Look for deep green and dark yellow or orange fruits and
vegetables, such as Swiss chard, bok choy, spinach, cantaloupe,
mango, acorn or butternut squash, and sweet potatoes. Especially
emphasize broccoli and brussels sprouts, which contain a
chemical called sulforaphane that may hinder the growth
of breast cancer cells. Lycopene, a nutrient found in tomatoes
and other red fruits and vegetables such as strawberries
and red bell peppers, also may be a powerful anticancer
chemical.
• Avoid exposure to pesticides. The molecular structure
of some pesticides closely resembles that of estrogen. This
means they may attach to receptor sites in your body. Although
studies have not found a definite link between most pesticides
and breast cancer, it is known that women with elevated
levels of pesticides in their breast tissue have a greater
breast cancer risk.
• Avoid unnecessary antibiotic use. The results of a large-scale
study published in the Feb. 18, 2004, issue of the "Journal
of the American Medical Association" found a correlation
between antibiotic use and breast cancer. The longer antibiotics
were used, the greater the risk. Researchers caution, however,
that other factors, such as underlying illness or a weakened
immune system, rather than antibiotics themselves may account
for the elevated cancer risk. At the same time, taking antibiotics
when they're not needed can lead to drug-resistant strains
of bacteria, a serious and growing problem.
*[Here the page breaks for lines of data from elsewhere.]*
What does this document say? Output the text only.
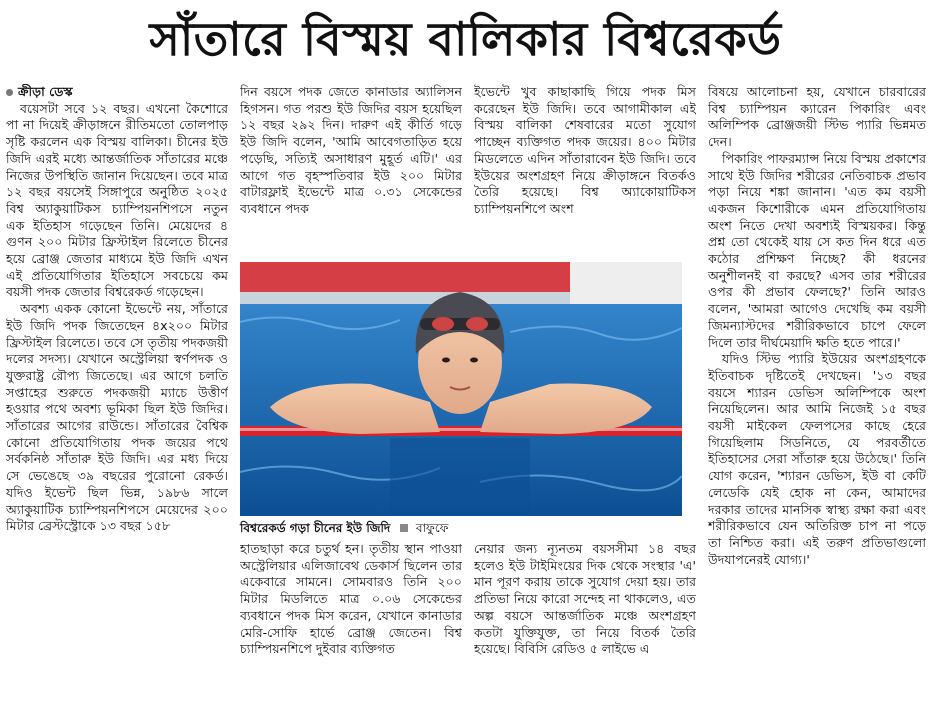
সাঁতারে বিস্ময় বালিকার বিশ্বরেকর্ড

ক্রীড়া ডেস্ক

বয়েসটা সবে ১২ বছর। এখনো কৈশোরে পা না দিয়েই ক্রীড়াঙ্গনে রীতিমতো তোলপাড় সৃষ্টি করলেন এক বিস্ময় বালিকা। চীনের ইউ জিদি এরই মধ্যে আন্তর্জাতিক সাঁতারের মঞ্চে নিজের উপস্থিতি জানান দিয়েছেন। তবে মাত্র ১২ বছর বয়সেই সিঙ্গাপুরে অনুষ্ঠিত ২০২৫ বিশ্ব অ্যাকুয়াটিকস চ্যাম্পিয়নশিপসে নতুন এক ইতিহাস গড়েছেন তিনি। মেয়েদের ৪ গুণন ২০০ মিটার ফ্রিস্টাইল রিলেতে চীনের হয়ে ব্রোঞ্জ জেতার মাধ্যমে ইউ জিদি এখন এই প্রতিযোগিতার ইতিহাসে সবচেয়ে কম বয়সী পদক জেতার বিশ্বরেকর্ড গড়েছেন।

অবশ্য একক কোনো ইভেন্টে নয়, সাঁতারে ইউ জিদি পদক জিতেছেন ৪x২০০ মিটার ফ্রিস্টাইল রিলেতে। তবে সে তৃতীয় পদকজয়ী দলের সদস্য। যেখানে অস্ট্রেলিয়া স্বর্ণপদক ও যুক্তরাষ্ট্র রৌপ্য জিতেছে। এর আগে চলতি সপ্তাহের শুরুতে পদকজয়ী ম্যাচে উত্তীর্ণ হওয়ার পথে অবশ্য ভূমিকা ছিল ইউ জিদির। সাঁতারের আগের রাউন্ডে। সাঁতারের বৈশ্বিক কোনো প্রতিযোগিতায় পদক জয়ের পথে সর্বকনিষ্ঠ সাঁতারু ইউ জিদি। এর মধ্য দিয়ে সে ভেঙেছে ৩৯ বছরের পুরোনো রেকর্ড। যদিও ইভেন্ট ছিল ভিন্ন, ১৯৮৬ সালে অ্যাকুয়াটিক চ্যাম্পিয়নশিপসে মেয়েদের ২০০ মিটার ব্রেস্টস্ট্রোকে ১৩ বছর ১৫৮

দিন বয়সে পদক জেতে কানাডার অ্যালিসন হিগসন। গত পরশু ইউ জিদির বয়স হয়েছিল ১২ বছর ২৯২ দিন। দারুণ এই কীর্তি গড়ে ইউ জিদি বলেন, 'আমি আবেগতাড়িত হয়ে পড়েছি, সত্যিই অসাধারণ মুহূর্ত এটি।' এর আগে গত বৃহস্পতিবার ইউ ২০০ মিটার বাটারফ্লাই ইভেন্টে মাত্র ০.৩১ সেকেন্ডের ব্যবধানে পদক

ইভেন্টে খুব কাছাকাছি গিয়ে পদক মিস করেছেন ইউ জিদি। তবে আগামীকাল এই বিস্ময় বালিকা শেষবারের মতো সুযোগ পাচ্ছেন ব্যক্তিগত পদক জয়ের। ৪০০ মিটার মিডলেতে এদিন সাঁতারাবেন ইউ জিদি। তবে ইউয়ের অংশগ্রহণ নিয়ে ক্রীড়াঙ্গনে বিতর্কও তৈরি হয়েছে। বিশ্ব অ্যাকোয়াটিকস চ্যাম্পিয়নশিপে অংশ

বিশ্বরেকর্ড গড়া চীনের ইউ জিদি বাফুফে

হাতছাড়া করে চতুর্থ হন। তৃতীয় স্থান পাওয়া অস্ট্রেলিয়ার এলিজাবেথ ডেকার্স ছিলেন তার একেবারে সামনে। সোমবারও তিনি ২০০ মিটার মিডলিতে মাত্র ০.০৬ সেকেন্ডের ব্যবধানে পদক মিস করেন, যেখানে কানাডার মেরি-সোফি হার্ভে ব্রোঞ্জ জেতেন। বিশ্ব চ্যাম্পিয়নশিপে দুইবার ব্যক্তিগত

নেয়ার জন্য ন্যূনতম বয়সসীমা ১৪ বছর হলেও ইউ টাইমিংয়ের দিক থেকে সংস্থার 'এ' মান পূরণ করায় তাকে সুযোগ দেয়া হয়। তার প্রতিভা নিয়ে কারো সন্দেহ না থাকলেও, এত অল্প বয়সে আন্তর্জাতিক মঞ্চে অংশগ্রহণ কতটা যুক্তিযুক্ত, তা নিয়ে বিতর্ক তৈরি হয়েছে। বিবিসি রেডিও ৫ লাইভে এ

বিষয়ে আলোচনা হয়, যেখানে চারবারের বিশ্ব চ্যাম্পিয়ন ক্যারেন পিকারিং এবং অলিম্পিক ব্রোঞ্জজয়ী স্টিভ প্যারি ভিন্নমত দেন।

পিকারিং পাফরম্যান্স নিয়ে বিস্ময় প্রকাশের সাথে ইউ জিদির শরীরের নেতিবাচক প্রভাব পড়া নিয়ে শঙ্কা জানান। 'এত কম বয়সী একজন কিশোরীকে এমন প্রতিযোগিতায় অংশ নিতে দেখা অবশ্যই বিস্ময়কর। কিন্তু প্রশ্ন তো থেকেই যায় সে কত দিন ধরে এত কঠোর প্রশিক্ষণ নিচ্ছে? কী ধরনের অনুশীলনই বা করছে? এসব তার শরীরের ওপর কী প্রভাব ফেলছে?' তিনি আরও বলেন, 'আমরা আগেও দেখেছি কম বয়সী জিমন্যাস্টদের শরীরিকভাবে চাপে ফেলে দিলে তার দীর্ঘমেয়াদি ক্ষতি হতে পারে।'

যদিও স্টিভ প্যারি ইউয়ের অংশগ্রহণকে ইতিবাচক দৃষ্টিতেই দেখছেন। '১৩ বছর বয়সে শ্যারন ডেভিস অলিম্পিকে অংশ নিয়েছিলেন। আর আমি নিজেই ১৫ বছর বয়সী মাইকেল ফেলপসের কাছে হেরে গিয়েছিলাম সিডনিতে, যে পরবর্তীতে ইতিহাসের সেরা সাঁতারু হয়ে উঠেছে।' তিনি যোগ করেন, 'শ্যারন ডেভিস, ইউ বা কেটি লেডেকি যেই হোক না কেন, আমাদের দরকার তাদের মানসিক স্বাস্থ্য রক্ষা করা এবং শরীরিকভাবে যেন অতিরিক্ত চাপ না পড়ে তা নিশ্চিত করা। এই তরুণ প্রতিভাগুলো উদযাপনেরই যোগ্য।'
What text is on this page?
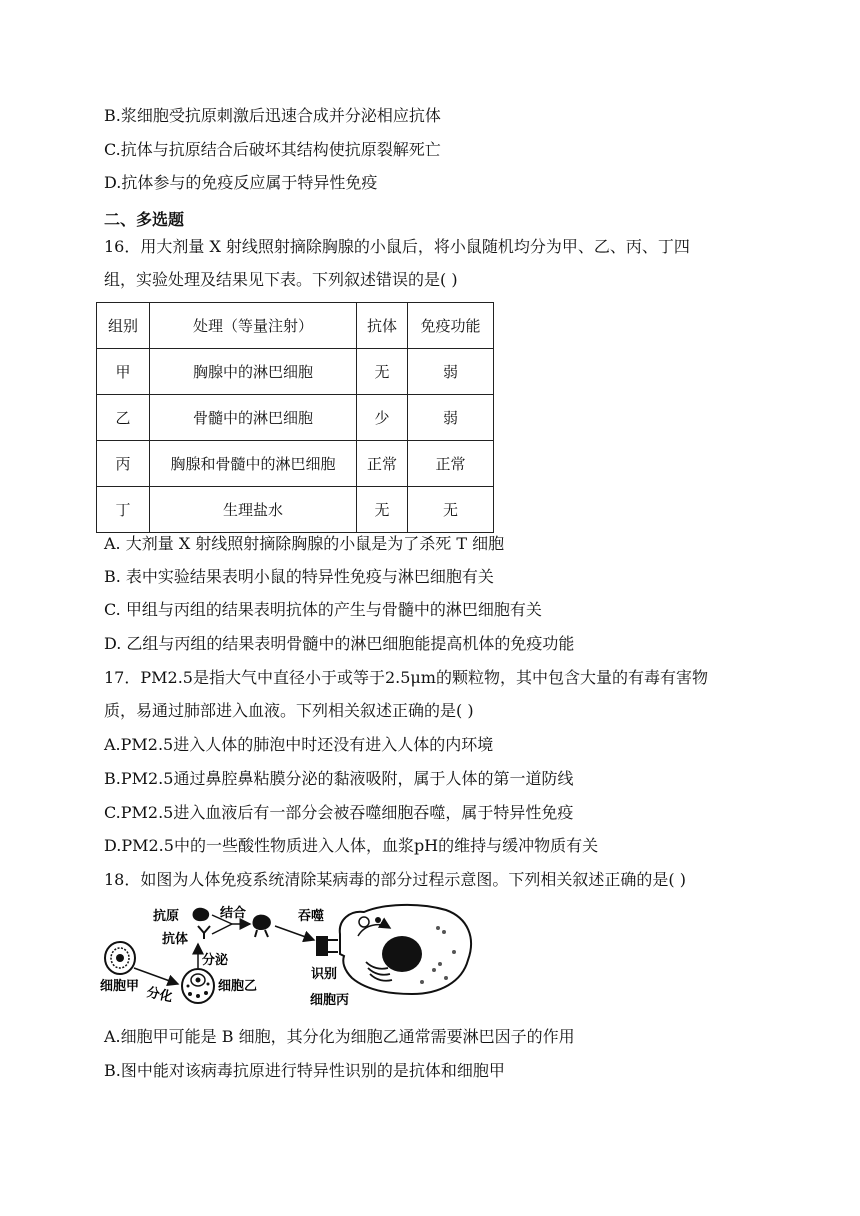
B.浆细胞受抗原刺激后迅速合成并分泌相应抗体
C.抗体与抗原结合后破坏其结构使抗原裂解死亡
D.抗体参与的免疫反应属于特异性免疫
二、多选题
16．用大剂量 X 射线照射摘除胸腺的小鼠后，将小鼠随机均分为甲、乙、丙、丁四
组，实验处理及结果见下表。下列叙述错误的是( )
组别	处理（等量注射）	抗体	免疫功能
甲	胸腺中的淋巴细胞	无	弱
乙	骨髓中的淋巴细胞	少	弱
丙	胸腺和骨髓中的淋巴细胞	正常	正常
丁	生理盐水	无	无
A. 大剂量 X 射线照射摘除胸腺的小鼠是为了杀死 T 细胞
B. 表中实验结果表明小鼠的特异性免疫与淋巴细胞有关
C. 甲组与丙组的结果表明抗体的产生与骨髓中的淋巴细胞有关
D. 乙组与丙组的结果表明骨髓中的淋巴细胞能提高机体的免疫功能
17．PM2.5是指大气中直径小于或等于2.5μm的颗粒物，其中包含大量的有毒有害物
质，易通过肺部进入血液。下列相关叙述正确的是( )
A.PM2.5进入人体的肺泡中时还没有进入人体的内环境
B.PM2.5通过鼻腔鼻粘膜分泌的黏液吸附，属于人体的第一道防线
C.PM2.5进入血液后有一部分会被吞噬细胞吞噬，属于特异性免疫
D.PM2.5中的一些酸性物质进入人体，血浆pH的维持与缓冲物质有关
18．如图为人体免疫系统清除某病毒的部分过程示意图。下列相关叙述正确的是( )
抗原	结合
抗体
吞噬
识别
细胞丙
细胞甲 分化	细胞乙
分泌
A.细胞甲可能是 B 细胞，其分化为细胞乙通常需要淋巴因子的作用
B.图中能对该病毒抗原进行特异性识别的是抗体和细胞甲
New directions in research
Scientists are investigating a number of potential preventive
therapies for breast cancer, including:
• Retinoids. Natural or synthetic forms of vitamin A (retinoids)
may have the ability to destroy or inhibit the growth of
cancer cells. Unlike other experimental therapies, retinoids
may be effective in premenopausal women and in those whose
tumors aren't estrogen-positive. Research is ongoing.
• Flaxseed. Phytoestrogens are naturally occurring compounds
that lower circulating estrogens in your body.
Flaxseed is particularly high in one phytoestrogen, lignan,
which appears to inhibit estrogen production and which may
have the ability to stop the growth of breast cancer tumors.
If so, this would be a particularly encouraging development,
because flax is a natural food rather than a drug. Flax
is also being investigated for its beneficial effects on
such conditions as cardiovascular disease and osteoporosis.